Wessex LitFest at Noadswood School

Last Thursday, I was delighted to do my bit in Noadswood School”s LitFest: a two-week celebration of books, reading, writing, and authors – definitely A Good Thing. I was the sole poet on the bill, so I was very keen to make poetry possible, enjoyable, and rewarding for everyone involved.

In the morning I worked for an hour each with three groups of Year 9 pupils, on the  theme of Poetry About Place. After introducing myself and what I do, I read my postcard poem about Lymington, where I did my best to convey a sense of the town through my choices of language and structure. We had a brief discussion about the techniques I”d used to do that: precision of description, extended comparisons with the sea, matching the poem”s structure to the town”s, and so on. Then I moved them on to thinking about a place they could write about: somewhere they knew well and had strong feelings about, so they could write with detail and conviction. They chose a very wide range of places: many spots in the New Forest, as you might expect; a few writing about Noadswood itself; and some closer to home, writing about their road, home, or even bedroom.

Next I introduced what I believe is the crucial stage at that age: doing some note-making before starting the poem, to make sure that words and thoughts are flowing before trying to work them into a shape. That way there”s much less danger of creative block, and the quality of ideas available for the draft is much higher. (I was asked yesterday how often I go straight into “the poem”; I worked out that it”s about once every 5 years. Otherwise I always start with jottings). I asked them to imagine themselves in the place, then write down some simple thoughts about what they”d see, hear, feel, smell (and perhaps taste) there – not worrying about how “good” it was, just getting words down.

After that I talked a bit about choosing vocabulary to go with Av nyere dato har Betsoft blant annet produsert den suverene gratis spilleautomater Whospunit? som er en intrikat kriminalgate som man skal v?re med pa a lose. those ideas, as well as similes and metaphors for some things: preparing the actual words that might go in the poem.

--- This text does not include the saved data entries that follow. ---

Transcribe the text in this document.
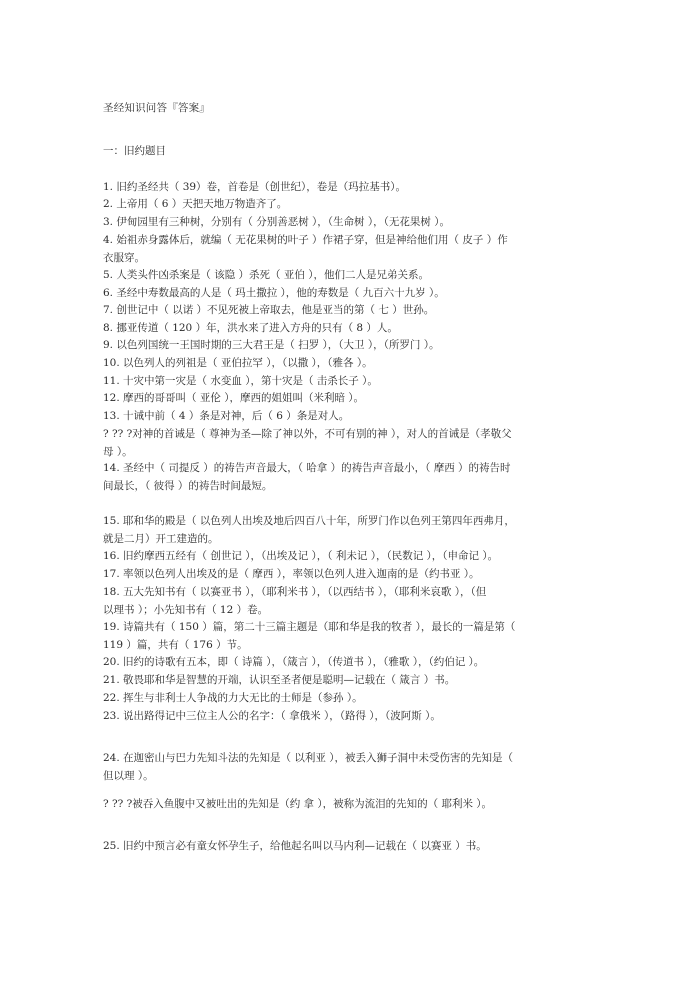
圣经知识问答『答案』
一：旧约题目
1. 旧约圣经共（ 39）卷，首卷是（创世纪），卷是（玛拉基书）。
2. 上帝用（ 6 ）天把天地万物造齐了。
3. 伊甸园里有三种树，分别有（ 分别善恶树 ），（生命树 ），（无花果树 ）。
4. 始祖赤身露体后，就编（ 无花果树的叶子 ）作裙子穿，但是神给他们用（ 皮子 ）作
衣服穿。
5. 人类头件凶杀案是（ 该隐 ）杀死（ 亚伯 ），他们二人是兄弟关系。
6. 圣经中寿数最高的人是（ 玛土撒拉 ），他的寿数是（ 九百六十九岁 ）。
7. 创世记中（ 以诺 ）不见死被上帝取去，他是亚当的第（ 七 ）世孙。
8. 挪亚传道（ 120 ）年，洪水来了进入方舟的只有（ 8 ）人。
9. 以色列国统一王国时期的三大君王是（ 扫罗 ），（大卫 ），（所罗门 ）。
10. 以色列人的列祖是（ 亚伯拉罕 ），（以撒 ），（雅各 ）。
11. 十灾中第一灾是（ 水变血 ），第十灾是（ 击杀长子 ）。
12. 摩西的哥哥叫（ 亚伦 ），摩西的姐姐叫（米利暗 ）。
13. 十诫中前（ 4 ）条是对神，后（ 6 ）条是对人。
? ?? ?对神的首诫是（ 尊神为圣—除了神以外，不可有别的神 ），对人的首诫是（孝敬父
母 ）。
14. 圣经中（ 司提反 ）的祷告声音最大，（ 哈拿 ）的祷告声音最小，（ 摩西 ）的祷告时
间最长，（ 彼得 ）的祷告时间最短。
15. 耶和华的殿是（ 以色列人出埃及地后四百八十年，所罗门作以色列王第四年西弗月，
就是二月）开工建造的。
16. 旧约摩西五经有（ 创世记 ），（出埃及记 ），（ 利未记 ），（民数记 ），（申命记 ）。
17. 率领以色列人出埃及的是（ 摩西 ），率领以色列人进入迦南的是（约书亚 ）。
18. 五大先知书有（ 以赛亚书 ），（耶利米书 ），（以西结书 ），（耶利米哀歌 ），（但
以理书 ）；小先知书有（ 12 ）卷。
19. 诗篇共有（ 150 ）篇，第二十三篇主题是（耶和华是我的牧者 ），最长的一篇是第（
119 ）篇，共有（ 176 ）节。
20. 旧约的诗歌有五本，即（ 诗篇 ），（箴言 ），（传道书 ），（雅歌 ），（约伯记 ）。
21. 敬畏耶和华是智慧的开端，认识至圣者便是聪明—记载在（ 箴言 ）书。
22. 挥生与非利士人争战的力大无比的士师是（参孙 ）。
23. 说出路得记中三位主人公的名字：（ 拿俄米 ），（路得 ），（波阿斯 ）。
24. 在迦密山与巴力先知斗法的先知是（ 以利亚 ），被丢入狮子洞中未受伤害的先知是（
但以理 ）。
? ?? ?被吞入鱼腹中又被吐出的先知是（约 拿 ），被称为流泪的先知的（ 耶利米 ）。
25. 旧约中预言必有童女怀孕生子，给他起名叫以马内利—记载在（ 以赛亚 ）书。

Then I let them get on with it! To help with the shape, I suggested that they pick a refrain or repeated phrase that they could use as structure: to start each new verse perhaps, or simply come back to if they got stuck.

The results were hugely varied, from odes to the proud pupils of Noadswood, to personal, intimate pieces about the meshing of memory and place. Some of my favourites were the simplest ones: about returning to the family home and being shown a scan picture of a new niece; or just 4 or 5 lines describing a road, but managing to capture its mood and look.

In the afternoon, I tackled much the same topics, but with a very different group. Noadswood is keen on getting parents involved with the children”s schooling, so I was running a Learn Together session, where children and parents (and one grandmother!) worked in pairs. I thought this was an excellent idea, so I built partnership into the whole workshop. As a warm up, I got tables working on collaborative poems based on ordinary household objects; building up from simple descriptive words, to creative comparisons, to whole lines of poetry. My favourite was the lonely spoon which turned into a wandering satellite, but lots of other wonderful ideas emerged. When we moved onto making notes, parents and children worked together on the same place: pooling their impressions and thoughts, but also noting where they might have different opinions or memories. Then they wrote – sometimes working together, sometimes writing parallel poems giving related-but-contrasting impressions. The process was fascinating: for example I saw how the shared experience of the place could draw some children closer to their parents, turning a couple of reluctant teen boys into enthusiastic participants by the end. The final reading was marvellous: deep feeling had made its way into the poems, and I felt privileged to be there. If anyone else would like me to do the same sort of session, I”d love to – please drop me a line.

I”d also been asked to choose a Noadswood Laureate, and that was no easy task: so many poems had sparks of real talent, perhaps in original uses of metaphor, creating a strong voice, using rhyme really well, or adding humour. In the end I chose a tender and skilled poem about scattering a family member”s ashes in the Forest: as well as evoking the place, it also conveyed the deep and complicated emotions of the event, and I had no doubt that it deserved to be singled out.

Finally, all the poems will be considered for my Writing Hampshire website when it goes live later this summer.